Le sommet s’est conclu par l’adoption de neuf déclarations par les dirigeants, dont des textes portant sur certains conflits en cours, les déséquilibres économiques, la gouvernance numérique et de l’IA, les minéraux critiques, la santé, les partenariats internationaux, le trafic de drogue et le trafic de migrants. Mais derrière les résultats politiques se dessinait une autre histoire : la chorégraphie opérationnelle nécessaire pour permettre à la diplomatie de suivre son cours, tandis que résidents, travailleurs frontaliers, entreprises et visiteurs continuaient de circuler dans une région frontalière sensible.
Le cordon de sécurité multi-environnements d’Évian
Le dispositif de sécurité du G7, placé sous l’autorité du préfet de Haute-Savoie, a été conçu comme un système multi-environnements associant forces de sécurité intérieure, forces armées, services de renseignement, acteurs de la protection civile, services de secours et collectivités locales. Sa première couche était terrestre. La Police nationale a sécurisé les sites du sommet et contrôlé l’accès aux zones réglementées, avec 7 160 policiers déployés pour les missions de protection du sommet. La protection rapprochée des chefs d’État et de gouvernement, ainsi que de leurs conjoints, a mobilisé 200 personnels de la Police nationale, tandis que les convois des délégations étaient couverts par des moyens conjoints de police et de gendarmerie, dont 460 motocyclistes.

La Gendarmerie nationale a étendu le maillage de protection au territoire environnant, couvrant plus de 1 670 kilomètres carrés sur deux départements. Son rôle consistait à tenir les axes de circulation, surveiller les points sensibles et assurer une capacité d’intervention rapide au-delà des communes hôtes. Environ 6 100 gendarmes ont été mobilisés, appuyés par des capacités d’intervention spécialisées, des moyens aériens, des drones et des systèmes anti-drones. Les forces armées ont ajouté près de 900 militaires pour la sécurité terrestre, lacustre et aérienne, incluant des équipes cynophiles de recherche, une surveillance du lac par bateau et un soutien en neutralisation d’engins explosifs.

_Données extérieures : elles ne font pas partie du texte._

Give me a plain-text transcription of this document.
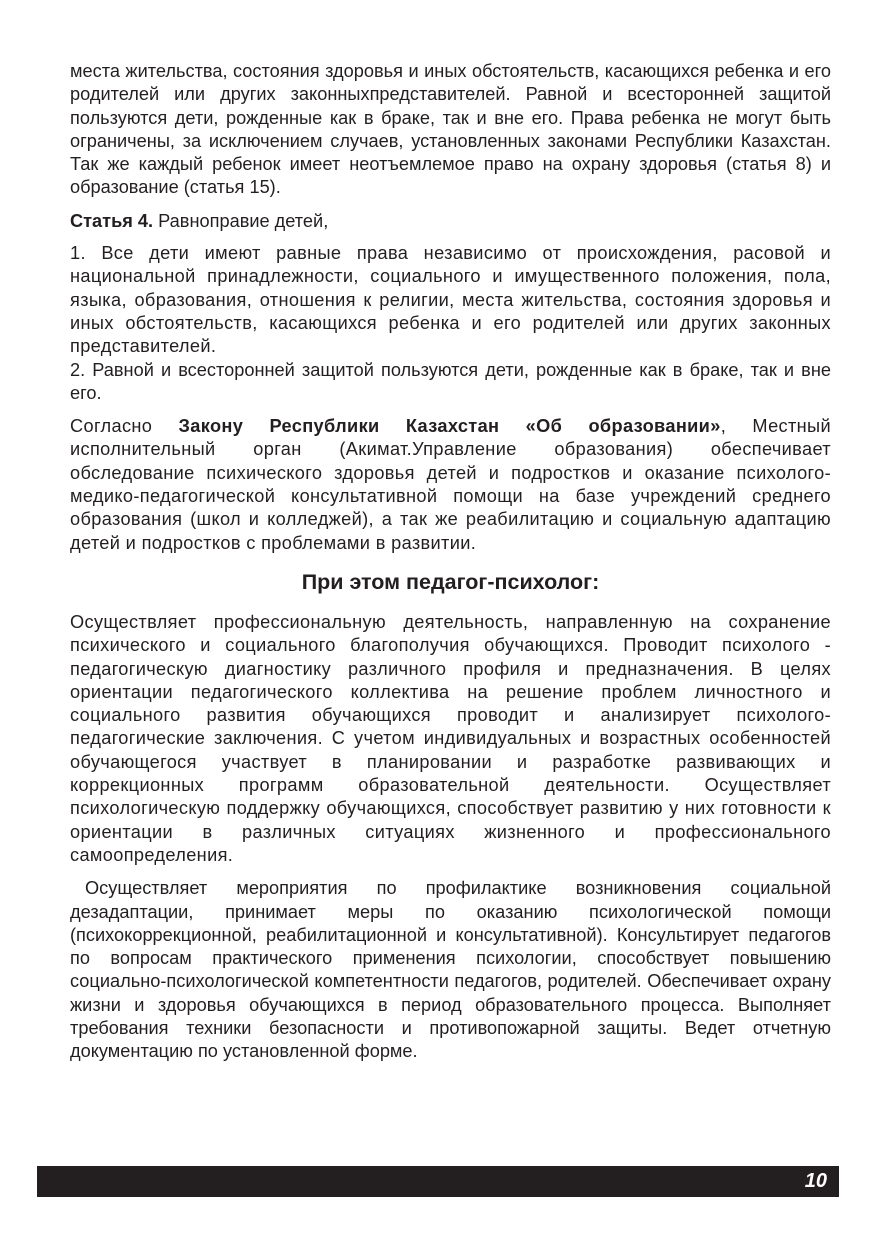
места жительства, состояния здоровья и иных обстоятельств, касающихся ребенка и его родителей или других законныхпредставителей. Равной и всесторонней защитой пользуются дети, рожденные как в браке, так и вне его. Права ребенка не могут быть ограничены, за исключением случаев, установленных законами Республики Казахстан. Так же каждый ребенок имеет неотъемлемое право на охрану здоровья (статья 8) и образование (статья 15).

Статья 4. Равноправие детей,

1. Все дети имеют равные права независимо от происхождения, расовой и национальной принадлежности, социального и имущественного положения, пола, языка, образования, отношения к религии, места жительства, состояния здоровья и иных обстоятельств, касающихся ребенка и его родителей или других законных представителей.

2. Равной и всесторонней защитой пользуются дети, рожденные как в браке, так и вне его.

Согласно Закону Республики Казахстан «Об образовании», Местный исполнительный орган (Акимат.Управление образования) обеспечивает обследование психического здоровья детей и подростков и оказание психолого-медико-педагогической консультативной помощи на базе учреждений среднего образования (школ и колледжей), а так же реабилитацию и социальную адаптацию детей и подростков с проблемами в развитии.

При этом педагог-психолог:

Осуществляет профессиональную деятельность, направленную на сохранение психического и социального благополучия обучающихся. Проводит психолого - педагогическую диагностику различного профиля и предназначения. В целях ориентации педагогического коллектива на решение проблем личностного и социального развития обучающихся проводит и анализирует психолого-педагогические заключения. С учетом индивидуальных и возрастных особенностей обучающегося участвует в планировании и разработке развивающих и коррекционных программ образовательной деятельности. Осуществляет психологическую поддержку обучающихся, способствует развитию у них готовности к ориентации в различных ситуациях жизненного и профессионального самоопределения.

Осуществляет мероприятия по профилактике возникновения социальной дезадаптации, принимает меры по оказанию психологической помощи (психокоррекционной, реабилитационной и консультативной). Консультирует педагогов по вопросам практического применения психологии, способствует повышению социально-психологической компетентности педагогов, родителей. Обеспечивает охрану жизни и здоровья обучающихся в период образовательного процесса. Выполняет требования техники безопасности и противопожарной защиты. Ведет отчетную документацию по установленной форме.

10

Le cadre lacustre d’Évian a fait du lac Léman un domaine de sécurité à part entière. Les unités nautiques de la Gendarmerie ont travaillé en étroite coopération avec les autorités suisses, tandis que la navigation et les activités nautiques étaient restreintes dans une zone d’exclusion limitée, destinée à protéger le sommet sans perturber inutilement les usages de loisirs plus larges ni les services lacustres transfrontaliers. Plus de 30 bateaux de la Police nationale, de la Gendarmerie et de la brigade fluviale du génie de l’Armée étaient positionnés sur le lac.
Le domaine aérien a suivi le même principe de restriction proportionnée. Une zone temporairement interdite et deux zones temporairement réglementées ont été créées afin de permettre un dispositif particulier de sûreté aérienne, avec les forces armées françaises travaillant avec les forces aériennes suisses. L’aérodrome d’Annecy et l’aéroport international de Genève sont restés accessibles, mais l’accès à l’espace aérien du sommet était restreint, avec une attention particulière portée aux drones non autorisés.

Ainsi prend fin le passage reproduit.